When you are in the moment, life can take you to some unexpected places. Recently I was walking with my beloved along a stream in Philadelphia. It was a cloudy afternoon, but the air was fresh. Sycamores, oaks and black walnuts towered over us forming a vaulted green canopy, enclosing us in nature. The gravel road following the stream was wide and well trafficked. People walking, cycling, running singly, or in groups.
We paused on a bench, backs to the hillside above us, facing across the road and the stream below. Resting, meditating and taking in the water and trees on the hillside across from us. A cyclist I had noticed earlier downstream, stopped across from us. An older man, lanky and lean, dressed in layers of athletic clothes without any particular pattern. Using the rails of the fence along the far side of the road he started to do limbering stretches.

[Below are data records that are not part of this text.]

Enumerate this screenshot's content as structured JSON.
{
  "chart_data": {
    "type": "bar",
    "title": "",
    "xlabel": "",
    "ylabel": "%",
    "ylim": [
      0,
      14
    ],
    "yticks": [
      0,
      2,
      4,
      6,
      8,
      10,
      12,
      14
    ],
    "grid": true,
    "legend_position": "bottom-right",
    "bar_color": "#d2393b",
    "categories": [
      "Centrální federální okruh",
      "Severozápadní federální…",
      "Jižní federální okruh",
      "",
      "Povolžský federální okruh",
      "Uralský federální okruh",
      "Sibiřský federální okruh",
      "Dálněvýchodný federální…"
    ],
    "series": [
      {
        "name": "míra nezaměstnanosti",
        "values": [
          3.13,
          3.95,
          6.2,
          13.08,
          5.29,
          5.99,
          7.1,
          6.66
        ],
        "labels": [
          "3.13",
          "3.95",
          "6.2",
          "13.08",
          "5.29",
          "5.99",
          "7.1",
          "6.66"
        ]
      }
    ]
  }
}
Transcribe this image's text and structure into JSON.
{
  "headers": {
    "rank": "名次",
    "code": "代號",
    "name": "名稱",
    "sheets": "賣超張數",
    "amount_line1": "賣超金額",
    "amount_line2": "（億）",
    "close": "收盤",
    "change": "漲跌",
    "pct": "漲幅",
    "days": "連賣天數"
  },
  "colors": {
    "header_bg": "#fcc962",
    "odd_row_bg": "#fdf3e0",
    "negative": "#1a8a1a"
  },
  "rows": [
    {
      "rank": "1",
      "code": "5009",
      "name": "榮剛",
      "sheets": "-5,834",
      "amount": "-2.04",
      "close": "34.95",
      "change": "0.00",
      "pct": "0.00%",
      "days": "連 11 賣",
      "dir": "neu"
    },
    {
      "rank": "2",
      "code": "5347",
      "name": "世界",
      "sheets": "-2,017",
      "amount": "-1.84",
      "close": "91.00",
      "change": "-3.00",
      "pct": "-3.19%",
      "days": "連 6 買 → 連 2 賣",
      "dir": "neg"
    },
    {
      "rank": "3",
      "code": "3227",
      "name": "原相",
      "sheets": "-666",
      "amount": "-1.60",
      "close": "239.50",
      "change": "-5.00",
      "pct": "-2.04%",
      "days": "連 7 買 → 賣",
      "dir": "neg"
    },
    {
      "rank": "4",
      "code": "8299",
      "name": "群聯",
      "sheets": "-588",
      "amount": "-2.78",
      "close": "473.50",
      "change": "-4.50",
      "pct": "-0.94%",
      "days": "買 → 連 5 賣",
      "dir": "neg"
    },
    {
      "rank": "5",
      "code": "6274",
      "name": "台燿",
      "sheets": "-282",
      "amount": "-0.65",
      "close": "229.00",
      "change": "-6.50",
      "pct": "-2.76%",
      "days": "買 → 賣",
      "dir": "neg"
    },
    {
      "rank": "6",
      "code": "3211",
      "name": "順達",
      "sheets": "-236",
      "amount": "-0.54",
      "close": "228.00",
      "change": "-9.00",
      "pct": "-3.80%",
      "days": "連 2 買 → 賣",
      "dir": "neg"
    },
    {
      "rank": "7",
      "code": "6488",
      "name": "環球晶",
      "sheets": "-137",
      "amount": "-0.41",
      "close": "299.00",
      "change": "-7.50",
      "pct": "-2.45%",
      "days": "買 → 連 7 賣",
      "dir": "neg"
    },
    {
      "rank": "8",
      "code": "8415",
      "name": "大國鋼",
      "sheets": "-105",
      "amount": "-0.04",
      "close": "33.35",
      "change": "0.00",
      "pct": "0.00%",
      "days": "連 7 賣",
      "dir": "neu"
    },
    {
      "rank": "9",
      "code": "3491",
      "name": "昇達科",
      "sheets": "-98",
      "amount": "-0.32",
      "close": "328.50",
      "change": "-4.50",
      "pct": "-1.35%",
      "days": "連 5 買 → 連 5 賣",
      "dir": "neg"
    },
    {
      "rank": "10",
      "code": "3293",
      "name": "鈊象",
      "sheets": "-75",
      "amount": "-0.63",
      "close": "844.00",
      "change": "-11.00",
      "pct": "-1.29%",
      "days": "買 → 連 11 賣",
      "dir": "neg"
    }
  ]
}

Unexpectedly, he turned and addressed me, in a thick local accent, suggesting that I must be strong and work out. It’s been a while since I have exercised regularly. Surprised and somewhat amused, I made a non-committal reply. He continued to ask oblique questions and while I sensed he was driving at something it was not immediately clear what that was. His manner was enthusiastic, not threatening but still slightly odd. His accent and ragged teeth contrasted oddly with his evident interest in keeping fit.
He beckoned to me to join him at the rail fence and I thought that he might want to show me a stretch or other exercise. The conversation moved on to drinking in bars and armwrestling, and it became evident that he wanted a competitive partner. Sometimes life just is what it is. I was pretty sure that he was stronger than I, but I stepped up and placed my elbow on the fence. It turned out that I could use my t’ai chi training to drop the force he was applying down into the fence rail. I had no will to beat him and didn’t really try, playing at simply not letting him beat me.
We later tried it without the rail, just in the air. It was harder for me to counter his strength. He pushed my arm over and seemed satisfied. He said he sometimes competes in bars for drinks and was concerned that he not wrestle anyone too much more powerful then himself. So he was apparently using our engagement to help him calibrate other men’s abilities. He said he would improve best by engaging those roughly at his level.
In college I came to a similar conclusion about studying academic subjects. If the learning curve is too shallow I learn slowly and get bored, if it is too steep I become overwhelmed and frustrated. This man was, improbably, reminding me of this lesson. He was showing me that it is good to know how strong we are at something. So that we can estimate before hand when the curve is going to be well matched. What experiences are likely to help us learn, as opposed to overwhelming us.
Being open to this curious and amusing interaction provided me a good lesson. It also pointed out that I never know who will be my next teacher.